Integrate Data Backup with a Disaster Recovery Plan
Your data backup should be part of your disaster recovery (DR) plan tailored to your specific operational requirements and security objectives. At least one backup copy should be stored offsite to protect against local disasters.
Conclusion
If your organization handles PHI and utilizes Salesforce applications, it is critical to diligently adhere to administrative, physical, and technical safeguards rules. A comprehensive data backup plan is essential to mitigate data loss risks while ensuring compliance with legal obligations under HIPAA.
The native Salesforce backup solutions have technical limitations and cost implications that can make HIPPA data backup challenging or incomplete. To make your backup bulletproof, you can complement Salesforce native data backup capabilities with third-party backup solutions like Flosum, which provide technical, administrative, and physical safeguards to protect sensitive patient information. Flosum meets all the requirements of a HIPAA-compliant backup and recovery solution, enabling you to implement stringent security measures, adhere to retention policies, and mitigate risks to ensure business continuity.
Schedule a call with our expert team to learn how we can improve your HIPAA data backup.
Frequently Asked Questions
What are the requirements for a HIPAA-compliant backup?
HIPAA-compliant backups must ensure data confidentiality, integrity, and availability. The organization must encrypt backup data during transfer and storage, regulate access controls, maintain audit logs, and secure storage in compliant environments.
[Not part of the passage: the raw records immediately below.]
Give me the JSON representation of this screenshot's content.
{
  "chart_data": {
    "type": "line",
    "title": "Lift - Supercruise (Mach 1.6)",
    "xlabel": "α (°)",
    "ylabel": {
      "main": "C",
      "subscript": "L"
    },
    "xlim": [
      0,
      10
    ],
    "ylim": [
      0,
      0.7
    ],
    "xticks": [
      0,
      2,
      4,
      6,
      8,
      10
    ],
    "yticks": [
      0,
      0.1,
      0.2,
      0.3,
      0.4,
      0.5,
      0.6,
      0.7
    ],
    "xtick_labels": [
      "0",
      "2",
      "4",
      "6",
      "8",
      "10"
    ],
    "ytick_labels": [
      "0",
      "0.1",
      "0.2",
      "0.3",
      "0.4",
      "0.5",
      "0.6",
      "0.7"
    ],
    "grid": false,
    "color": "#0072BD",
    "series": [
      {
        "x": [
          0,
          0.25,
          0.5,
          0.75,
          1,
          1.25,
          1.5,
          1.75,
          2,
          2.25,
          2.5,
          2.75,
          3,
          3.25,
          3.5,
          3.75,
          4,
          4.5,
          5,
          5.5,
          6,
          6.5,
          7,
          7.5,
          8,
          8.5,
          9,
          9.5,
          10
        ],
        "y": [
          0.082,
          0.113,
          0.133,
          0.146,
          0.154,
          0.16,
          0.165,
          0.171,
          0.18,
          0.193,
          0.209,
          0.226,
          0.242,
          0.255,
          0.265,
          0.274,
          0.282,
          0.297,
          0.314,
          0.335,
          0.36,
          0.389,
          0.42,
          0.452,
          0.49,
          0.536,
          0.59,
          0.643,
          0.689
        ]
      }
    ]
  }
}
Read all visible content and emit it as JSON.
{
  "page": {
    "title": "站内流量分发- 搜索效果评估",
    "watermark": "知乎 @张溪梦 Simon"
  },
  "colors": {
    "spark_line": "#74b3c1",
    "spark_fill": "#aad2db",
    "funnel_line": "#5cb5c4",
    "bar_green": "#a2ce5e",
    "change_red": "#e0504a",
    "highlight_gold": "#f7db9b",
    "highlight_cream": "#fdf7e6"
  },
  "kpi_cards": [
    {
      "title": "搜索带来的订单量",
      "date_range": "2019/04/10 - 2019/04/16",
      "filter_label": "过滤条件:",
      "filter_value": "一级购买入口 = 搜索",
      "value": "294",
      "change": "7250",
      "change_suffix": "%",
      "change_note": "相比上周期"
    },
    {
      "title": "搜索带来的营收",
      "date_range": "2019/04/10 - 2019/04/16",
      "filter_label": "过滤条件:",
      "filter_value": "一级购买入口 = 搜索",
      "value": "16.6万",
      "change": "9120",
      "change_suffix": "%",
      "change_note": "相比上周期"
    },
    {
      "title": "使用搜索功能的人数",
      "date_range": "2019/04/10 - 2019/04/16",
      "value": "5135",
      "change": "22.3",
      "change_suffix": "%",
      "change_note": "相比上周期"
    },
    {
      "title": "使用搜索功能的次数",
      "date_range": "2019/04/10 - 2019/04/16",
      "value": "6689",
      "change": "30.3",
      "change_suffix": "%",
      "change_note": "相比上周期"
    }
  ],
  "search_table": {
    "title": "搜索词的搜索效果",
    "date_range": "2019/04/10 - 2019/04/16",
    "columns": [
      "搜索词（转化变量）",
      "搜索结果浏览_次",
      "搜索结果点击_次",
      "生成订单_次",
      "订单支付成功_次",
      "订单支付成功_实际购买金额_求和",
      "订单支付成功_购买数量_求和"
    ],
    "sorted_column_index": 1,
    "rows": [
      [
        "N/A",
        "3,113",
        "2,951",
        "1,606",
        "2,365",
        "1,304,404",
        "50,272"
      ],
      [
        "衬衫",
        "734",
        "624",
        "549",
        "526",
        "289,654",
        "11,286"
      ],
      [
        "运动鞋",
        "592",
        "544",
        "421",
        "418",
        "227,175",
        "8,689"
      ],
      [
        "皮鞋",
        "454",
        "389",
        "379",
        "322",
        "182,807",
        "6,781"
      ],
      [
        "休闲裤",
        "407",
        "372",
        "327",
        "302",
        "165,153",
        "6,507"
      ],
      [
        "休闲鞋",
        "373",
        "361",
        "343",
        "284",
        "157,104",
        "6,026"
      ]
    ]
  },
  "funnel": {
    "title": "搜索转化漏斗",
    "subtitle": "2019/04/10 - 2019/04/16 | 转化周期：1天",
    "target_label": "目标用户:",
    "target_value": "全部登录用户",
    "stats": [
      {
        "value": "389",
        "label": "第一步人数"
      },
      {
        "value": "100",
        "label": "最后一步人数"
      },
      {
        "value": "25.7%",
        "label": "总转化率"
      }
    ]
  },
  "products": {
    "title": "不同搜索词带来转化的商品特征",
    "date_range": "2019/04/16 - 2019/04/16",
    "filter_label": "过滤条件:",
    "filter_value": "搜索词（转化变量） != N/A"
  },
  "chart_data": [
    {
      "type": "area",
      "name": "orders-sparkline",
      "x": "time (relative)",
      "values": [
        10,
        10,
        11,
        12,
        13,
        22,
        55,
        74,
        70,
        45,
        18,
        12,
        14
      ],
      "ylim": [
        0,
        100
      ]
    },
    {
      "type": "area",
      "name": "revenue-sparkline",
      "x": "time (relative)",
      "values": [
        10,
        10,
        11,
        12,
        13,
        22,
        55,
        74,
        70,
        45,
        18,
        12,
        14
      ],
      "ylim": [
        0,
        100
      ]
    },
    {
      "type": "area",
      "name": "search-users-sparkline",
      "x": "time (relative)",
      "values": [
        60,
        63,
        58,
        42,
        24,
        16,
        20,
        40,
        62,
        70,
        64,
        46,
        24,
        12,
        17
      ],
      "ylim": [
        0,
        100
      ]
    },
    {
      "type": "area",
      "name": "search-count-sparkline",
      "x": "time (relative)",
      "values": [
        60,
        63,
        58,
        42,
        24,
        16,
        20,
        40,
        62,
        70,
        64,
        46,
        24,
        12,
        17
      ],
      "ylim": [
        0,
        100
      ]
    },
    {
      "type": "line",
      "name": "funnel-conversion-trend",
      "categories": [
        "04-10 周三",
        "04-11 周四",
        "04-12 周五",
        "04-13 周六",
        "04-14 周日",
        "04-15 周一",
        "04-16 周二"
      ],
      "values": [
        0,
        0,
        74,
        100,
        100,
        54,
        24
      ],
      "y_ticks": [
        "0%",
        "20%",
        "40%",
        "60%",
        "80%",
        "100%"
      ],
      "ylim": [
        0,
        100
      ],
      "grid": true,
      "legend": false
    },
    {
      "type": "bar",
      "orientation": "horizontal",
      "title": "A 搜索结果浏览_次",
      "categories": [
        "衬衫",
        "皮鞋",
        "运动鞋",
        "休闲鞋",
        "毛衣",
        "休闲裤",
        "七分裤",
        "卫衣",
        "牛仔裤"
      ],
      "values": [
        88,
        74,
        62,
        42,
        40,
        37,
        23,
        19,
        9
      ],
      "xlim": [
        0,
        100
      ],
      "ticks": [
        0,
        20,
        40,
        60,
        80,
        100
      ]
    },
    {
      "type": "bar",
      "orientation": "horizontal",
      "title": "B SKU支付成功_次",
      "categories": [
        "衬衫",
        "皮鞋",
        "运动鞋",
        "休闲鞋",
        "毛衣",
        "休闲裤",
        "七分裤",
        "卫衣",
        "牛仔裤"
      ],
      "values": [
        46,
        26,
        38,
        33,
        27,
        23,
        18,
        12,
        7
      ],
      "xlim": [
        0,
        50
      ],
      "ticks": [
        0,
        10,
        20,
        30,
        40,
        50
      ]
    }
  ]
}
Additionally, regularly check data integrity, formulate disaster recovery plans, and ensure proper documentation of policies and processes.
Salesforce HIPAA backup requirements mandate providers to sign Business Associate Agreements (BAAs) to meet the regulation standards.
What Is the Requirement of the HIPAA Privacy Standards?
HIPAA privacy standards require protecting individuals' health information (PHI) by ensuring confidentiality, limiting access to authorized entities, and providing patients with rights over their data.
The privacy rule defines patients' rights to access and amend their ePHI. It specifies guidelines for covered entities and business associates regarding disclosing how data is used and shared and if an unintended disclosure or breach occurs.
How To Make Salesforce HIPAA Compliant?
To make Salesforce HIPAA compliant, enable Salesforce Shield for encryption, monitoring, and audit logs. You must implement strict access controls, enforce secure authentication, and sign a Business Associate Agreement (BAA) with Salesforce.